La période est compliquée. L'armée Allemande recule mais l'insécurité est grande. On demande à ce que l'épuration soit contrôlée. En effet, une sorte de rage soulève un certain nombre de "résistant de la dernière heure" qui règlent leurs comptes. Le 13 janvier 1945 Robert est appelé sous les drapeaux. Le 20 mars 1945, les troupes françaises entrent en Allemagne, le 17 avril l'armée allemande s'effondre, le 8 mai, c'est la fin de la guerre. Le 15, Robert incorpore le 10e régiment du génie envoyé en Allemagne. Les jeunes amants ne sont plus unis que par une correspondance prolifique et passionnée : au minimum une lettre par jour !
" A quoi je pense ?, écrit elle, à nous, à notre vie future, je réfléchis et calcule ce qui serait le mieux en attendant que nous ayons un petit appartement et voilà ce que j'ébauche pour mon retour (suite à un début de tuberculose, elle est en convalescence à Audierme) : si on a la chance d'avoir une chambre, au lieu d'y mettre la salle à manger, je la laisserai au garde-meuble et j'achèterais une chambre à coucher qu'on installera, ça sera le mieux, on s'y plaira d'avantage, ce sera plus intime, sinon ça va faire foulli. Evidemment, ça va faire des frais et c'est pourquoi je voudrais bien trouver un appartement que j'aménagerai petit à petit. J'y pense à tout ça. Si tu savais avec quel amour je prépare notre petit intérieur où regnera la gaité, la franchise, l'amour. Kiki chéri, je crois que mon avis sera partagé , qu'en penses-tu ? car la salle à manger, c'est bien beau, mais où coucher ? Je nous vois mieux dans une chambre bien meublée, claire. Je voudrais tellement que tu t'y plaises ! Je travaillerais pour ça, pour arriver à ce que nous ayons tout ce qu'il faut! Je te vois lisant ces beaux projets, ta petite bouille réjouie, bénissant ta petite femme et je suis encore plus contente pour toi que pour moi. Tu le mérites tellement. Puisses-tu ne jamais changer et me rester comme tu es !"

Le 26 mars 1945, la chambrette est dégottée sous les toits, 10 rue Cauchois. Marcelle l'aménage avec amour. Simone en témoigne dans une lettre du 29 mars : "..tu sais que désormais tu auras dans notre cher Montmartre un toit pour abriter tes amours. Marcelle rivalise de zèle pour que tu trouves tout arrangé pour ton retour. J'ai vécu, moi aussi, des jours inoubliables en attendant le retour du troufion aimé bien qu'ayant rien de tout de tout ce que vous possedez ( car rien n'y manque). J'avais, moi aussi, fait pour le mieux et la première fois que nous sommes rentrés "chez nous", la terre aurait pu crouler que nous n'aurions rien entendu tant notre bonheur était grand.
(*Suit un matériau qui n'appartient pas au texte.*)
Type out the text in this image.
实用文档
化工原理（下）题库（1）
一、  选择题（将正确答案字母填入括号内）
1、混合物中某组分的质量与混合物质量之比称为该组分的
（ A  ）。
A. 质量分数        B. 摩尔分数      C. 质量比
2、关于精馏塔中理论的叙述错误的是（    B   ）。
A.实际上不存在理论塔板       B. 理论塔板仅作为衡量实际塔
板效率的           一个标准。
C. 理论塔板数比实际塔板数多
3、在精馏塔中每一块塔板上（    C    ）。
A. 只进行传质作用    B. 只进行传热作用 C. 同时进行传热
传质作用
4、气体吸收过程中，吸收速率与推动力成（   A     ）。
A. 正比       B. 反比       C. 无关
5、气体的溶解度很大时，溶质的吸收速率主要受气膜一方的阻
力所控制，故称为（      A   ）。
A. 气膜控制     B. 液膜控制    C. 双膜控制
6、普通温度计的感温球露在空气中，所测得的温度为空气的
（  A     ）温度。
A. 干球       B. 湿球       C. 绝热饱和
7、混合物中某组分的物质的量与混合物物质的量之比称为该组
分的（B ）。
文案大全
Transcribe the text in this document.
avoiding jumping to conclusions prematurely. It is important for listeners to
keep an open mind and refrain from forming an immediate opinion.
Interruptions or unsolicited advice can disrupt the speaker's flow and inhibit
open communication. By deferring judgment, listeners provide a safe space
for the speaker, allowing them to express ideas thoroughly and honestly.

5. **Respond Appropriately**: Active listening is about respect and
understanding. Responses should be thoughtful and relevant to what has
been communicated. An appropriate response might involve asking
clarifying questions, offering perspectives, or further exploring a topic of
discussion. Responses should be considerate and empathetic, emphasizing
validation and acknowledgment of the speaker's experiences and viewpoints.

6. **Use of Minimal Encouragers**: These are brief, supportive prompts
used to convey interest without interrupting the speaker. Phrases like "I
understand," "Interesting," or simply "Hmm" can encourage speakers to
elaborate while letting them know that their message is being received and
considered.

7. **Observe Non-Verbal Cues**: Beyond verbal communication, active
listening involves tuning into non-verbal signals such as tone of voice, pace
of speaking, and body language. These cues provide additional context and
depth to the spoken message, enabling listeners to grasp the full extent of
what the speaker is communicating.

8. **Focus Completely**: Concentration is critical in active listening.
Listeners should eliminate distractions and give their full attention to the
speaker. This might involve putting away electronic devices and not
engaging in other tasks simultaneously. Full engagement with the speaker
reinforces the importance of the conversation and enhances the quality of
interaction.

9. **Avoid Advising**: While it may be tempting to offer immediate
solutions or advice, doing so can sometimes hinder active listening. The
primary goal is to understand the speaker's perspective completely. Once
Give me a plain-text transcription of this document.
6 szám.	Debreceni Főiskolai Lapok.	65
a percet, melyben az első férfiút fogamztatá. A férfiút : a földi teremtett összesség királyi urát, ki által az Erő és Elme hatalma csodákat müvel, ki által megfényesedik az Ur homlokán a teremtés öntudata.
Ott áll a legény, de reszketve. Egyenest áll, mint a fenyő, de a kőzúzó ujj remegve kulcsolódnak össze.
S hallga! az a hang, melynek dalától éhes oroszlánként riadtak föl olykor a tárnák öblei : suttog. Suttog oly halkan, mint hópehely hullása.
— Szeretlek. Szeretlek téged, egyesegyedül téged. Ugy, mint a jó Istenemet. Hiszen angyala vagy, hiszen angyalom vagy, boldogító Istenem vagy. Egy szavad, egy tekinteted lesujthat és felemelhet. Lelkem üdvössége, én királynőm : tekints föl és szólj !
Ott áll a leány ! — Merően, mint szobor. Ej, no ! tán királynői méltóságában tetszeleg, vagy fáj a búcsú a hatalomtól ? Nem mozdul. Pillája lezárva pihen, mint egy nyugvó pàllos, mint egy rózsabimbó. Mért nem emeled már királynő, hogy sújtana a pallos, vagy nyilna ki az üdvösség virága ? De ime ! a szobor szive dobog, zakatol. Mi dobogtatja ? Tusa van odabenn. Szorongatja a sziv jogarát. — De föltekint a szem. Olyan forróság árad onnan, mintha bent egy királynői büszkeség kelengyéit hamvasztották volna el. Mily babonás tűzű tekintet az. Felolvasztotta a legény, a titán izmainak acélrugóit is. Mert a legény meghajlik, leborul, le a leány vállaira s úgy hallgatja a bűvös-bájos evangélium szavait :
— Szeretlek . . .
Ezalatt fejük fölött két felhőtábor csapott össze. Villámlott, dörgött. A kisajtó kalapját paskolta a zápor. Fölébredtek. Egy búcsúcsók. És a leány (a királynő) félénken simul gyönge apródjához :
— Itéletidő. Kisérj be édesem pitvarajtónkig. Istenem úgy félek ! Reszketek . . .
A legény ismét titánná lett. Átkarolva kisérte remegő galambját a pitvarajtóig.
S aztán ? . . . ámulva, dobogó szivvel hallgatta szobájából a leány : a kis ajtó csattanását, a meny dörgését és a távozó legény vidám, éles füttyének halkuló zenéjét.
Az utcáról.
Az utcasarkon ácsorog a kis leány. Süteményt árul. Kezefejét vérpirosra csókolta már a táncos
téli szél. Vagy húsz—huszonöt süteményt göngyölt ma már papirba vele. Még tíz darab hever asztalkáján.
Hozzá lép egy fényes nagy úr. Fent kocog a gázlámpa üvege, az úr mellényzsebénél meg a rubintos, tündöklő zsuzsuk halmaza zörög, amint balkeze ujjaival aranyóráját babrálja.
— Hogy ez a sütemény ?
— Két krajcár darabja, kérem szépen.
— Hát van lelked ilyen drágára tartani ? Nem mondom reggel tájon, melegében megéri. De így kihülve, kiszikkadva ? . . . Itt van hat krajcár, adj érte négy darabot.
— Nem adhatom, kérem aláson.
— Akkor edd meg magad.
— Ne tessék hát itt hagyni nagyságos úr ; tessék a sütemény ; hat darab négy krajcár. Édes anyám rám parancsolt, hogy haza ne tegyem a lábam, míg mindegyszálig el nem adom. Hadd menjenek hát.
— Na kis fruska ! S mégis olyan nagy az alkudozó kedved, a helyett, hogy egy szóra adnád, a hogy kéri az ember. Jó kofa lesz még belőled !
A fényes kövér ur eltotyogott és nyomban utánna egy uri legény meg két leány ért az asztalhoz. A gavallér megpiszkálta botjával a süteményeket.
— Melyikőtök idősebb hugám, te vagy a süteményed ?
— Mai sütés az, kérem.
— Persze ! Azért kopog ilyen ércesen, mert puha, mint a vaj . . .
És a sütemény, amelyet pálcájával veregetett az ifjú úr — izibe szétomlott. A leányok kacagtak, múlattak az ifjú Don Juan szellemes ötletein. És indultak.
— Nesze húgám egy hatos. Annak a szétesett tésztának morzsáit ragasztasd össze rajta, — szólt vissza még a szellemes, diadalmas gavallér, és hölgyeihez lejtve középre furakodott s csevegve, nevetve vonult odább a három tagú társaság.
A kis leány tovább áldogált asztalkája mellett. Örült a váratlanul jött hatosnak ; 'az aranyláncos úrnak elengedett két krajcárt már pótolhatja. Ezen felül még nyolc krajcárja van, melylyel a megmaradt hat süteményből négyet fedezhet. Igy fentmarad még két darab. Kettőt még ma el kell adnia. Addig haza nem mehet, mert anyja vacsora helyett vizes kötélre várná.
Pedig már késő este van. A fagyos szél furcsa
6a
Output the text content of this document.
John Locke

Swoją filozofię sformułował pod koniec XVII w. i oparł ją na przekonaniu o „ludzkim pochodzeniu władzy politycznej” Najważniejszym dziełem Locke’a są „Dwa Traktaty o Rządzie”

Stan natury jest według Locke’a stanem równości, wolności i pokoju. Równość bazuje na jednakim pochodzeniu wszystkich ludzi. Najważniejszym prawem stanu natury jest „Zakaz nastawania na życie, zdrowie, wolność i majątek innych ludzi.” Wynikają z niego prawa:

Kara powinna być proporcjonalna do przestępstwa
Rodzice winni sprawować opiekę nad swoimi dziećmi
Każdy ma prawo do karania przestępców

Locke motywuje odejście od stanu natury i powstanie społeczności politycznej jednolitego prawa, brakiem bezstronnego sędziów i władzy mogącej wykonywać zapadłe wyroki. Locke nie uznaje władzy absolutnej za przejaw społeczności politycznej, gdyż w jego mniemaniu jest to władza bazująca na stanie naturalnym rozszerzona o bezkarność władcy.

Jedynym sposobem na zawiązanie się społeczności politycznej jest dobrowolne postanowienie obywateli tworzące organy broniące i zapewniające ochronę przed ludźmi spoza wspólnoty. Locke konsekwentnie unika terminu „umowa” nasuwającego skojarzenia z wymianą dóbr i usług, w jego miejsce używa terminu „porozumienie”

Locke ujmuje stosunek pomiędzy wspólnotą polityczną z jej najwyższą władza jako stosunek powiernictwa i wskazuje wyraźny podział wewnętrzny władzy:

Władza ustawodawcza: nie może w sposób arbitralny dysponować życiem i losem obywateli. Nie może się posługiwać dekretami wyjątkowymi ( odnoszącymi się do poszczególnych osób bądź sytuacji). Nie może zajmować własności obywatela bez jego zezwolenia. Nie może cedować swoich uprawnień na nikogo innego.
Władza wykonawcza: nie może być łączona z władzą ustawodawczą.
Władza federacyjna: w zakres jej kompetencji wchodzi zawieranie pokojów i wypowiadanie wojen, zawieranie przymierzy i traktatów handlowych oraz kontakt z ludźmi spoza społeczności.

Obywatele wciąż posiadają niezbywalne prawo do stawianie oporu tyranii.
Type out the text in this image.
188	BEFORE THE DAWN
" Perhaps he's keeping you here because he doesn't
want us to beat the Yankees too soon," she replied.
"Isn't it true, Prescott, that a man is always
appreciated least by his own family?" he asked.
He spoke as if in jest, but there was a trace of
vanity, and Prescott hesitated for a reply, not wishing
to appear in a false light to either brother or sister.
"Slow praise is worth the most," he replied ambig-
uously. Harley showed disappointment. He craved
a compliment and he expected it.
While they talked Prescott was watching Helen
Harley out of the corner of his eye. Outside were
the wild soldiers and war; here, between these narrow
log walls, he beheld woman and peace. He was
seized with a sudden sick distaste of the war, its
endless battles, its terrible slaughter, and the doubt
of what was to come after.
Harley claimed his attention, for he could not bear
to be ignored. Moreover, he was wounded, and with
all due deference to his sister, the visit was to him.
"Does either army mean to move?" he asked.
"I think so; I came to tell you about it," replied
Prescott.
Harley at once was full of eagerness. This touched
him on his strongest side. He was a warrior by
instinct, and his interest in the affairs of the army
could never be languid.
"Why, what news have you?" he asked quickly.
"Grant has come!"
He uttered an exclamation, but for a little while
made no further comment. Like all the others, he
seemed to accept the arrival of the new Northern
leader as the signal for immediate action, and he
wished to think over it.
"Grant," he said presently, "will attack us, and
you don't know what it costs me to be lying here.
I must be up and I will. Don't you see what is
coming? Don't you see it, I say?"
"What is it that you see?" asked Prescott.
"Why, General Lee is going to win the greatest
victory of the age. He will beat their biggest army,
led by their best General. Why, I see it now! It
Puis après, il a fallu arranger cette vie de tous les jours : manque d'argent et de travail, mais cela a passé et nous avons connu les jours heureux que tu vas connaître. Ne gaches pas tout pour 12000 francs. ( Robert veut rempiler pour économiser) Elle t'attend chez vous. Sur ton balcon, on peut mettre une table et y manger, n'est-ce pas merveilleux ?"

Malheureusement, en décembre 1945 un décret porte la durée du service à deux ans pour la classe 43. Robert ne peut pas compter être libéré avant 1947 ! C'est l'effondrement.

La pénurie n'est pas terminée avec la Libération. L'épuration a supprimé une grande partie du personnel technique et par ailleurs, le matériel est usé. Simone s'en plaint dans une lettre du 2 décembre 1945 : "...la vie toujours la même pas tenable a qui n'a pas de gros magot. les restrictions électriques recommencent et pas beaucoup de charbon.." La carte de pain vient d'être rétablie.

La petite chambre de la rue Cauchois devra attendre pour abriter leur amour.


Jusqu'à ce qu'Agnès, en août 1951, leur ordonne de se marier.
Ce qu'ils font en octobre de la même année, à l'église des abbesses.